Tanto el juez como la fiscalía, gozan de autonomía constitucional en lo estructural y en lo funcional, sin perjuicio del control de legalidad y de garantías entregado al primero sobre la segunda.
No obstante, la defensa que a través de la Defensoría Penal Pública proporciona el Estado a los imputados que no pueden proveerse de un abogado particular, se encuentra bajo supervigilancia gubernamental, lo que la convierte en el único actor del sistema penal que no tiene el carácter autónomo que sí tiene el resto.
Esta circunstancia conlleva riesgos en casos en que el rol persecutor y los intereses que gesta el Estado, se tensionen más allá del delito en cuestión, abarcando dimensiones extraordinarias en lo político, social o económico.
Por ello, es necesario que la Defensoría Penal Pública goce también de autonomía constitucional que no deje cabida a la posibilidad de influencias y que, aun cuando no hayan en la realidad, la mera eventualidad de su amenaza sea excluida por muy lejana que esté.

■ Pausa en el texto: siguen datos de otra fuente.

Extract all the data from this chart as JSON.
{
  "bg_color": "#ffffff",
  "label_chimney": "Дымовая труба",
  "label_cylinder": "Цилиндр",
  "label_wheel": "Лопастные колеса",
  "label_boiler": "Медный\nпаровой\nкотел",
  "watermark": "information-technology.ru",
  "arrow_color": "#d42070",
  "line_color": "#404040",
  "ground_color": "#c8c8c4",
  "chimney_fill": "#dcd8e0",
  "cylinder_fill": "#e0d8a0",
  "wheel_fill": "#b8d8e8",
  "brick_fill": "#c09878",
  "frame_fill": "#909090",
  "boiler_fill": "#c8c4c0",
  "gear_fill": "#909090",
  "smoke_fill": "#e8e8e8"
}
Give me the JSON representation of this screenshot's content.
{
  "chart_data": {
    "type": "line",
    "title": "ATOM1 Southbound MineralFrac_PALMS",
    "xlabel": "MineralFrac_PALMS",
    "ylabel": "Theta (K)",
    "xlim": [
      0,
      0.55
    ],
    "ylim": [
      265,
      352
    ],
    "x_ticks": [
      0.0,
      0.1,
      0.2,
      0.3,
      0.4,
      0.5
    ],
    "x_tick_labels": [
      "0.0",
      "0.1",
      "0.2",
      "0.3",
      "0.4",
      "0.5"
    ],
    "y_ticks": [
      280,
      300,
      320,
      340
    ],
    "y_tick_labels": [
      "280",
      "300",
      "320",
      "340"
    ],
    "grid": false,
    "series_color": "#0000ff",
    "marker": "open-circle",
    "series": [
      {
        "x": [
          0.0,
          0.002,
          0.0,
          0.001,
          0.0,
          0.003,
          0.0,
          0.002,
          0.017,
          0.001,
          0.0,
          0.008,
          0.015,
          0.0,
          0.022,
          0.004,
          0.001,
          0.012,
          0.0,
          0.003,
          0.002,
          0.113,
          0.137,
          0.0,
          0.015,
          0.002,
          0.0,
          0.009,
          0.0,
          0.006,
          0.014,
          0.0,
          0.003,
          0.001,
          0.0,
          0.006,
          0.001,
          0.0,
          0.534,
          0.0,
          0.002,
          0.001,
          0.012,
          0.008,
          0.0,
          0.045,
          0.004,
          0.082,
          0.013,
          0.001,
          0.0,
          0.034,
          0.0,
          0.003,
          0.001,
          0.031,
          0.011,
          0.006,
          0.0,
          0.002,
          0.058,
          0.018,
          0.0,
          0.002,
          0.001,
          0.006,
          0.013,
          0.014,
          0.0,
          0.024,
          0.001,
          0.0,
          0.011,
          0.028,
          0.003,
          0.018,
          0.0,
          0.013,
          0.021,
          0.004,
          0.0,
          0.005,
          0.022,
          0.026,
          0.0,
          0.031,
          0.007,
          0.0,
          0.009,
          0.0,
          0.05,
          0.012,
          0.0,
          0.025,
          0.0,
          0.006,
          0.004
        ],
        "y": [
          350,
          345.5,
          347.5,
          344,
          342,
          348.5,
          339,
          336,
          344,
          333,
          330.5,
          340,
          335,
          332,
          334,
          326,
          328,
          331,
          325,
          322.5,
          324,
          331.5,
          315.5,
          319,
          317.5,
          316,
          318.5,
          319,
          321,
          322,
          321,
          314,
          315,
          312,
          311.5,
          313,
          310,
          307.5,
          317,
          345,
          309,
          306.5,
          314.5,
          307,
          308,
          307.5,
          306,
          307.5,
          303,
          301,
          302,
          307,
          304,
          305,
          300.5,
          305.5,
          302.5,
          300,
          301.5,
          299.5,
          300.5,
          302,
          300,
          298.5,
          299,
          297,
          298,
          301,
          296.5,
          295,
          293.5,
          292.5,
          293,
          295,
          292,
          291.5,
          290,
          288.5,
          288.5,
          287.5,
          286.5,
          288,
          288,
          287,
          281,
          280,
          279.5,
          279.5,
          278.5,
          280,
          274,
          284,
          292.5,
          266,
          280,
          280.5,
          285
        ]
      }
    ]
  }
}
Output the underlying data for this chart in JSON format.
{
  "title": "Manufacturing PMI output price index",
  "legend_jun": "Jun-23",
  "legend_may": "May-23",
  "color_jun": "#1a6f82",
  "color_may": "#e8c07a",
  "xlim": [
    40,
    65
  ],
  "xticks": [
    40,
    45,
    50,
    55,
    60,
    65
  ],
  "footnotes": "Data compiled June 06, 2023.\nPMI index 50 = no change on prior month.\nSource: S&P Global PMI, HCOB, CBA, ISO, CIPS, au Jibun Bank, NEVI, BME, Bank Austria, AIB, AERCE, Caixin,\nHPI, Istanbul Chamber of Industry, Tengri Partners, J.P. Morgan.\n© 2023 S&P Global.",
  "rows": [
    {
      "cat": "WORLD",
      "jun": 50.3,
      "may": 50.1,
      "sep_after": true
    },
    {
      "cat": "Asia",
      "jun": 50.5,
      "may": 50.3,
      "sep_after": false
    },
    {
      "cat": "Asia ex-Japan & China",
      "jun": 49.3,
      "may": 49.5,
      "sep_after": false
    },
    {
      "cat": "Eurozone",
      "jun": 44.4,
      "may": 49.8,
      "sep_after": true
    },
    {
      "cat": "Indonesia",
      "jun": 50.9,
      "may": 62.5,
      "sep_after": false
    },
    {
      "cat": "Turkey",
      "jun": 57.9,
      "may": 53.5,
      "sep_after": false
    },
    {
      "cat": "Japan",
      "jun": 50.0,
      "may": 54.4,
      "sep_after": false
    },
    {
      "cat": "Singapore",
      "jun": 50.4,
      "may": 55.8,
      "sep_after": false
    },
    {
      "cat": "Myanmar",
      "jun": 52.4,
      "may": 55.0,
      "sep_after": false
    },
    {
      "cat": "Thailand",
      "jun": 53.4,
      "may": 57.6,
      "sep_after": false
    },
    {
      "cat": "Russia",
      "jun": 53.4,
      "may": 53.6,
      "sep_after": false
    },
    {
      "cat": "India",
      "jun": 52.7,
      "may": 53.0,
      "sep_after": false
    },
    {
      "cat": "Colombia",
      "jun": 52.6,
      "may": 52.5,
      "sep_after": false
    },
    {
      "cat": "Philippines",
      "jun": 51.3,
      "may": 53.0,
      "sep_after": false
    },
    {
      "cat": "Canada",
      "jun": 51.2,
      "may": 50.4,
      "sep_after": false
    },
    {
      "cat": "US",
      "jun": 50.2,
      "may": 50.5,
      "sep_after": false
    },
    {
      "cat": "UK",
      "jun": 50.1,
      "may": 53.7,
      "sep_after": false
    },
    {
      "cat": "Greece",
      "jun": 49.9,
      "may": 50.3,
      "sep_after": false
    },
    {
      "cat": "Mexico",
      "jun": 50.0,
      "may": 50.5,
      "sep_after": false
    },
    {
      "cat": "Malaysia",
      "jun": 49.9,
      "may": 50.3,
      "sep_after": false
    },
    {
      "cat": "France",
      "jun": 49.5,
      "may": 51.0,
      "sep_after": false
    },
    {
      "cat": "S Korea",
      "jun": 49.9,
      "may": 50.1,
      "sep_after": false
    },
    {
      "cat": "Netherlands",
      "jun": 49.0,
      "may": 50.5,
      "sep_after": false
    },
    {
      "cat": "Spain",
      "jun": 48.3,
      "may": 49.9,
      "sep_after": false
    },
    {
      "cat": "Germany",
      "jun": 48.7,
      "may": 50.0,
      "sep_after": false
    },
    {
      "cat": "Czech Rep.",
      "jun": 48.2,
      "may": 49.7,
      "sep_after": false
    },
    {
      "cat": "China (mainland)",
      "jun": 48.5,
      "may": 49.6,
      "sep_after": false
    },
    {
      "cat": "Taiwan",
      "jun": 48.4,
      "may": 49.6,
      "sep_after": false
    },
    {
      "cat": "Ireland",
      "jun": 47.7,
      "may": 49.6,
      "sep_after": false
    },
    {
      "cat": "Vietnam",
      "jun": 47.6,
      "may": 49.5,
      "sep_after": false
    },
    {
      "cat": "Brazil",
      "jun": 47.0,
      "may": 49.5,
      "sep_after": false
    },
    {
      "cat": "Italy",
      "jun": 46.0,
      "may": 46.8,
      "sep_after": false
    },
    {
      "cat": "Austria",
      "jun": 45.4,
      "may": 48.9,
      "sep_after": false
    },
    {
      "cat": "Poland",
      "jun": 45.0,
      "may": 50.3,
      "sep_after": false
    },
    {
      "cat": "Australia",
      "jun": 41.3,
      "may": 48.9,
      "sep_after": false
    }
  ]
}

Todo buen ciudadano espera que, cualquiera sea el acusado o la víctima, fiscal, juez y defensor actúen con el debido profesionalismo, preparación e independencia de modo evidente y aparente, para que el conflicto se resuelva conforme a los valores y estándares de una República.
Hoy existe madurez intra e interinstitucional como para plantear, discutir y consensuar entorno a la autonomía de la Defensoría Penal Pública.
Una Defensoría autónoma, con carácter explícito en nuestro orden constitucional, fortalecería una entidad contramayoritaria de profunda raigambre democrática, en tanto se aboca a defender derechos, garantías de personas acusadas de delinquir y actúa como una suerte de sensor de calidad en el proceso penal.